18 O gün Gad Davut'a gitti. Ona, “Gidip Yevuslu Aravna'nın harman yerinde RAB'be bir sunak kur” dedi.
And Gad came that day to David, and said to him, Go up, rear an altar to Jehovah in the threshing-floor of Araunah the Jebusite.
19 Davut Gad'ın sözü uyarınca RAB'bin buyurduğu gibi gitti.
And David went up according to the saying of Gad, as Jehovah commanded.
20 Aravna bakınca kralla görevlilerinin kendisine doğru yaklaştıklarını gördü. Varıp kralın önünde yüzüstü yere kapandı.
And Araunah looked forth, and saw the king and his servants coming on toward him. And Araunah went out, and bowed himself before the king with his face to the ground.

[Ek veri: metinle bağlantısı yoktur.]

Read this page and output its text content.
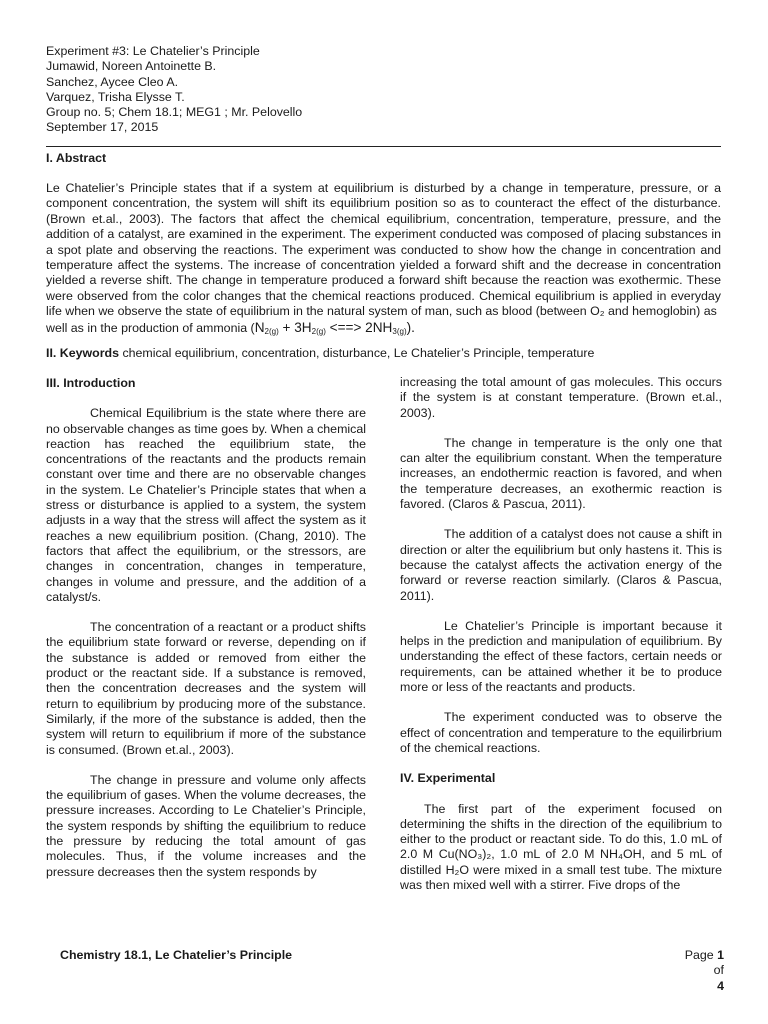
Experiment #3: Le Chatelier’s Principle
Jumawid, Noreen Antoinette B.
Sanchez, Aycee Cleo A.
Varquez, Trisha Elysse T.
Group no. 5; Chem 18.1; MEG1 ; Mr. Pelovello
September 17, 2015
I. Abstract

Le Chatelier’s Principle states that if a system at equilibrium is disturbed by a change in temperature, pressure, or a component concentration, the system will shift its equilibrium position so as to counteract the effect of the disturbance. (Brown et.al., 2003). The factors that affect the chemical equilibrium, concentration, temperature, pressure, and the addition of a catalyst, are examined in the experiment. The experiment conducted was composed of placing substances in a spot plate and observing the reactions. The experiment was conducted to show how the change in concentration and temperature affect the systems. The increase of concentration yielded a forward shift and the decrease in concentration yielded a reverse shift. The change in temperature produced a forward shift because the reaction was exothermic. These were observed from the color changes that the chemical reactions produced. Chemical equilibrium is applied in everyday life when we observe the state of equilibrium in the natural system of man, such as blood (between O₂ and hemoglobin) as

well as in the production of ammonia ($N_{2(g)} + 3H_{2(g)}$ <==> $2NH_{3(g)}$).

II. Keywords chemical equilibrium, concentration, disturbance, Le Chatelier’s Principle, temperature
III. Introduction

Chemical Equilibrium is the state where there are no observable changes as time goes by. When a chemical reaction has reached the equilibrium state, the concentrations of the reactants and the products remain constant over time and there are no observable changes in the system. Le Chatelier’s Principle states that when a stress or disturbance is applied to a system, the system adjusts in a way that the stress will affect the system as it reaches a new equilibrium position. (Chang, 2010). The factors that affect the equilibrium, or the stressors, are changes in concentration, changes in temperature, changes in volume and pressure, and the addition of a catalyst/s.

The concentration of a reactant or a product shifts the equilibrium state forward or reverse, depending on if the substance is added or removed from either the product or the reactant side. If a substance is removed, then the concentration decreases and the system will return to equilibrium by producing more of the substance. Similarly, if the more of the substance is added, then the system will return to equilibrium if more of the substance is consumed. (Brown et.al., 2003).

The change in pressure and volume only affects the equilibrium of gases. When the volume decreases, the pressure increases. According to Le Chatelier’s Principle, the system responds by shifting the equilibrium to reduce the pressure by reducing the total amount of gas molecules. Thus, if the volume increases and the pressure decreases then the system responds by

increasing the total amount of gas molecules. This occurs if the system is at constant temperature. (Brown et.al., 2003).

The change in temperature is the only one that can alter the equilibrium constant. When the temperature increases, an endothermic reaction is favored, and when the temperature decreases, an exothermic reaction is favored. (Claros & Pascua, 2011).

The addition of a catalyst does not cause a shift in direction or alter the equilibrium but only hastens it. This is because the catalyst affects the activation energy of the forward or reverse reaction similarly. (Claros & Pascua, 2011).

Le Chatelier’s Principle is important because it helps in the prediction and manipulation of equilibrium. By understanding the effect of these factors, certain needs or requirements, can be attained whether it be to produce more or less of the reactants and products.

The experiment conducted was to observe the effect of concentration and temperature to the equilirbrium of the chemical reactions.

IV. Experimental

The first part of the experiment focused on determining the shifts in the direction of the equilibrium to either to the product or reactant side. To do this, 1.0 mL of 2.0 M Cu(NO₃)₂, 1.0 mL of 2.0 M NH₄OH, and 5 mL of distilled H₂O were mixed in a small test tube. The mixture was then mixed well with a stirrer. Five drops of the

Chemistry 18.1, Le Chatelier’s Principle	Page 1 of
4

21 Sonra, “Efendim kral niçin kulunun yanına geldi?” diye sordu. Davut, “RAB'be bir sunak kurmak üzere harman yerini senden satın almak için” diye yanıtladı, “Öyle ki, salgın hastalık halkın üzerinden kalksın.”
And Araunah said, Why has my lord the king come to his servant? And David said, To buy the threshing-floor from thee, to build an altar to Jehovah that the plague may be halted from the people.
22 Aravna, “Efendim kral uygun gördüğünü alıp RAB'be sunsun” dedi, “İşte yakmalık sunu için öküzler ve odun için düvenlerle öküzlerin takımları!
And Araunah said to David, Let my lord the king take and offer up what seems good to him. Behold, the oxen for the burnt offering, and the threshing instruments and the yokes of the oxen for the wood.
23 Ey kral, Aravna bütün bunları sana veriyor.” Sonra ekledi: “RAB Tanrın senden hoşnut olsun!”
All this, O king, Araunah gives to the king. And Araunah said to the king, Jehovah thy God accept thee.
24 Ne var ki kral, “Olmaz!” dedi, “Senden malını kesinlikle bir ücret karşılığında satın alacağım. Çünkü Tanrım RAB'be karşılığını ödemeden yakmalık sunular sunmam.” Böylece Davut harman yerini ve öküzleri elli şekel gümüş karşılığında satın aldı.
And the king said to Araunah, No, but I will truly buy it from thee at a price. Neither will I offer burnt offerings to Jehovah my God which cost me nothing. So David bought the threshing-floor and the oxen for fifty shekels of silver.
25 Davut orada RAB'be bir sunak kurup yakmalık sunuları ve esenlik sunularını sundu. RAB de ülkeyle ilgili yakarıyı yanıtladı ve salgın hastalık İsrail'den kaldırıldı.
And David built there an altar to Jehovah, and offered burnt offerings and peace offerings. So Jehovah was entreated for the land, and the plague was halted from Israel.